How WEIRDness Skews Our Understanding of Human Nature
If you are reading this at Little Green Footballs, the chances of you being WEIRD yourself are pretty high.
Henrich, Heine and Norenzayan first survey some of the evidence that Western, Educated, Industrialized, Rich and Democratic subjects – more specifically, University undergrads – are disproportionately the empirical foundation for claims being made, either explicitly or implicitly, about human nature. The evidence here is pretty staggering, even for someone like me who is suspicious of psychology for precisely this reason.
A recent survey by Arnett (2008) of the top journals in six sub-disciplines of psychology revealed that 68% of subjects were from the US and fully 96% from ‘Western’ industrialized nations (European, North American, Australian or Israeli). That works out to a 96% concentration on 12% of the world’s population (Henrich et al. 2010: 63). Or, to put it another way, you’re 4000 times more likely to be studied by a psychologist if you’re a university undergraduate at a Western university than a randomly selected individual strolling around outside the ivory tower.
Moreover, psychology is disproportionately American, and especially English-speaking, even compared to other scientific fields. 70% of all psych citations originate from US research institutions, compared with 37% in a field like chemistry, and the top four countries for psychology citations are all English speaking.
Despite the skewed sampling, psychologists seldom offer cautionary notes about the source of their data or its potential cultural boundedness, and likely would be testy if the cross-culturally critical among us suggested that they retitle their publications to reflect the source of their information: such as, the Journal of Experimental Psychology in High-Enrollment American Research Universities: Undergraduate Psychology Students’ Perception and Performance, a personal favourite. Henrich and colleagues do a good job of pointing out where there are exceptions to the pattern, and many of the authors of comments have been leaders in trying to implement broader, cross-cultural sampling, but the pattern is pretty pronounced in spite of noteworthy exceptions.
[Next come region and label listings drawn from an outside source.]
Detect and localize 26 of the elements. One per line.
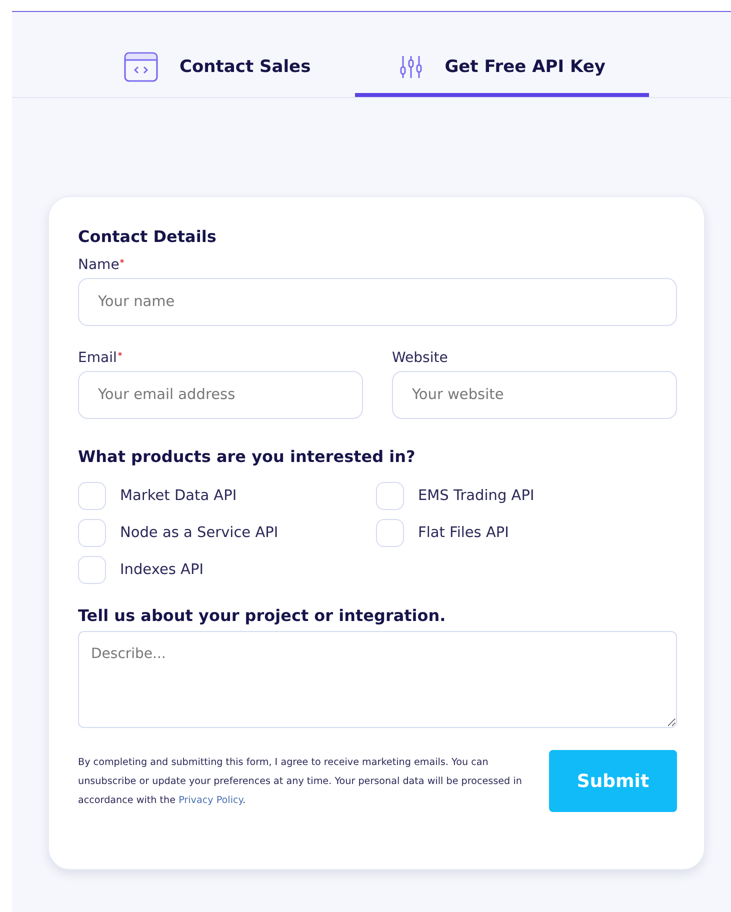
input-field[interactable]: Your email address — [78, 371, 363, 419]
checkbox-label: Market Data API — [120, 488, 237, 504]
section-heading: Tell us about your project or integration. — [78, 606, 447, 625]
consent-text: By completing and submitting this form, I agree to receive marketing emails. You can unsubscribe or update your preferences at any time. Your personal data will be processed in accordance with the Privacy Policy. — [78, 756, 523, 808]
checkbox-label: Node as a Service API — [120, 525, 278, 541]
checkbox[interactable] — [376, 519, 404, 547]
checkbox[interactable] — [78, 556, 106, 584]
section-heading: Contact Details — [78, 227, 218, 246]
sliders-icon — [398, 54, 423, 78]
section-heading: What products are you interested in? — [78, 447, 416, 466]
privacy-policy-link[interactable]: Privacy Policy — [178, 795, 243, 806]
checkbox[interactable] — [78, 482, 106, 510]
checkbox[interactable] — [376, 482, 404, 510]
field-label: Website — [392, 350, 448, 366]
checkbox-label: Indexes API — [120, 562, 204, 578]
tab[interactable]: Contact Sales — [124, 40, 355, 97]
tab[interactable]: Get Free API Key — [354, 40, 650, 97]
checkbox-label: Flat Files API — [418, 525, 509, 541]
checkbox[interactable] — [78, 519, 106, 547]
input-field[interactable]: Your website — [392, 371, 677, 419]
text-area[interactable]: Describe... — [78, 631, 677, 728]
code-window-icon — [124, 52, 158, 82]
field-label: Name — [78, 257, 120, 273]
field-label: Email — [78, 350, 117, 366]
input-field[interactable]: Your name — [78, 278, 677, 326]
checkbox-label: EMS Trading API — [418, 488, 534, 504]
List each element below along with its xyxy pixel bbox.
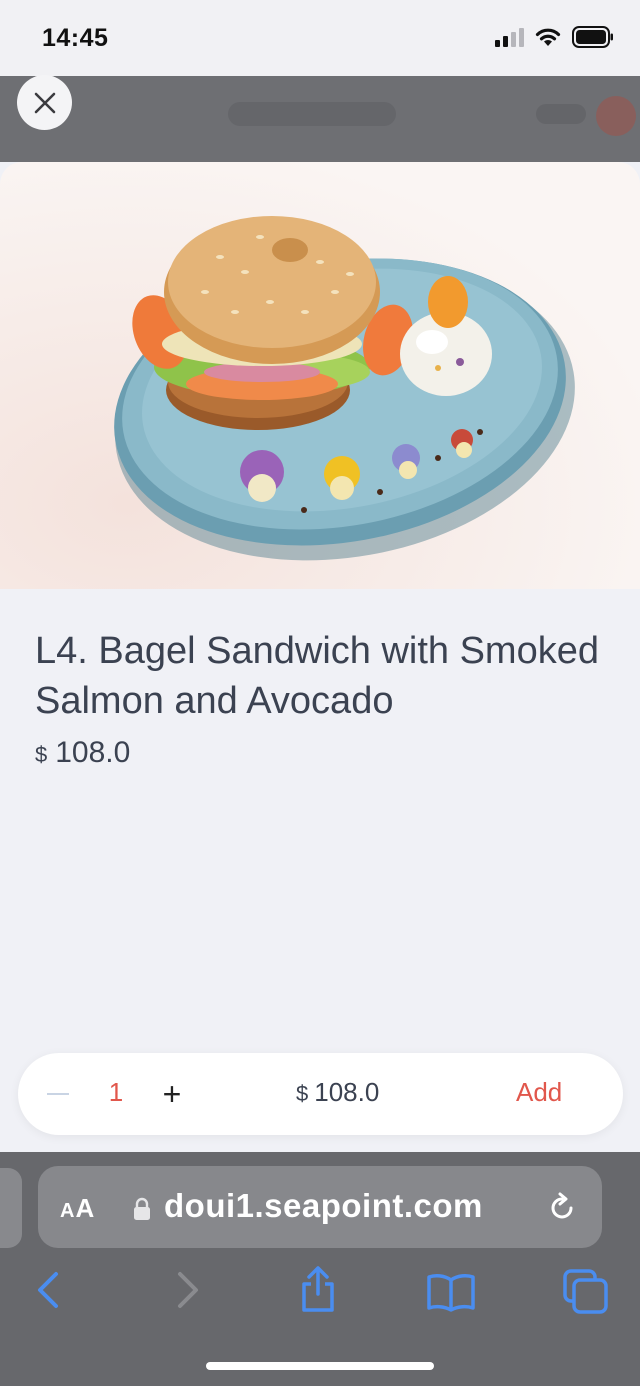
- lock-icon: [134, 1197, 150, 1220]
- status-bar: 14:45: [0, 0, 640, 76]
- tabs-icon[interactable]: [562, 1268, 610, 1316]
- text-size-button[interactable]: AA: [60, 1193, 95, 1224]
- forward-icon[interactable]: [172, 1270, 202, 1310]
- address-bar[interactable]: AA doui1.seapoint.com: [38, 1166, 602, 1248]
- item-price-currency: $: [35, 742, 48, 767]
- bagel-plate-illustration: [114, 216, 575, 561]
- home-indicator: [206, 1362, 434, 1370]
- order-total-value: 108.0: [314, 1077, 380, 1107]
- browser-toolbar: AA doui1.seapoint.com: [0, 1152, 640, 1386]
- product-image: [0, 162, 640, 589]
- status-time: 14:45: [42, 24, 109, 52]
- add-button[interactable]: Add: [516, 1077, 562, 1108]
- blurred-page-action: [536, 104, 586, 124]
- close-icon: [34, 92, 55, 113]
- increase-quantity-button[interactable]: +: [158, 1078, 186, 1110]
- item-title: L4. Bagel Sandwich with Smoked Salmon an…: [35, 630, 599, 722]
- item-price: $ 108.0: [35, 736, 130, 770]
- url-text[interactable]: doui1.seapoint.com: [164, 1187, 483, 1225]
- dimmed-background-page: [0, 76, 640, 162]
- decrease-quantity-button[interactable]: [46, 1079, 70, 1109]
- item-price-value: 108.0: [55, 736, 131, 769]
- blurred-page-title: [228, 102, 396, 126]
- bookmarks-icon[interactable]: [426, 1272, 476, 1312]
- battery-icon: [572, 26, 613, 48]
- order-total: $ 108.0: [296, 1077, 379, 1108]
- quantity-value: 1: [108, 1077, 124, 1107]
- blurred-cart-badge: [596, 96, 636, 136]
- share-icon[interactable]: [298, 1264, 338, 1314]
- order-total-currency: $: [296, 1081, 309, 1106]
- wifi-icon: [535, 28, 561, 46]
- product-detail-sheet: L4. Bagel Sandwich with Smoked Salmon an…: [0, 162, 640, 1154]
- reload-icon[interactable]: [546, 1191, 578, 1223]
- minus-icon: [47, 1093, 69, 1095]
- status-icons: [495, 26, 614, 48]
- previous-tab-preview[interactable]: [0, 1168, 22, 1248]
- close-button[interactable]: [17, 75, 72, 130]
- back-icon[interactable]: [34, 1270, 64, 1310]
- cellular-signal-icon: [495, 27, 524, 47]
- add-to-cart-bar: 1 + $ 108.0 Add: [18, 1053, 623, 1135]
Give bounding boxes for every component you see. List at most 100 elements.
Henrich and colleagues then go on to use existing studies to contrast WEIRD subjects with other sorts of people on a series of increasingly close, ‘telescoping’ contrasts: first, they compare industrialized and ‘small-scale’ societies in areas such as visual perception, fairness, cooperation, folkbiology, and spatial cognition. The authors then highlight the contrast of ‘Western’ and ‘non-Western’ populations on measures such as social behaviour, self-concepts, self-esteem, agency (a sense of having free choice), conformity, patterns of reasoning (holistic v. analytic), and morality.
The authors then examine how Americans specifically stand out from other subject pools in comparative research to highlight how the specific dominance of US subject pools in psychological research might skew our understanding. In particular, Henrich and colleagues survey the issue of individualism, choice, and other outlying US traits. This section is among the thinnest in the article, but it is still full of suggestive data, especially for those of us who are sensitized to the dissimilarities glossed over in the catch-all term, ‘Western’ (my Australian wife and I, a Yank, frequently find ourselves contending with Oz-Sepo contrasts in daily life, even though Australia and the US would typically be considered quite similar ‘Western’ cultures).
Finally, Henrich, Heine and Norenzayan contrast the Americans who typically wind up as psychology subjects with the whole population of the US, highlighting the diversity among adult Americans in such area as social behaviour, moral reasoning, cooperation, fairness, performance on IQ tests and analytical abilities. US undergraduates exhibit demonstrable differences, not only from non-university educated Americans, but even from previous generations of their own families.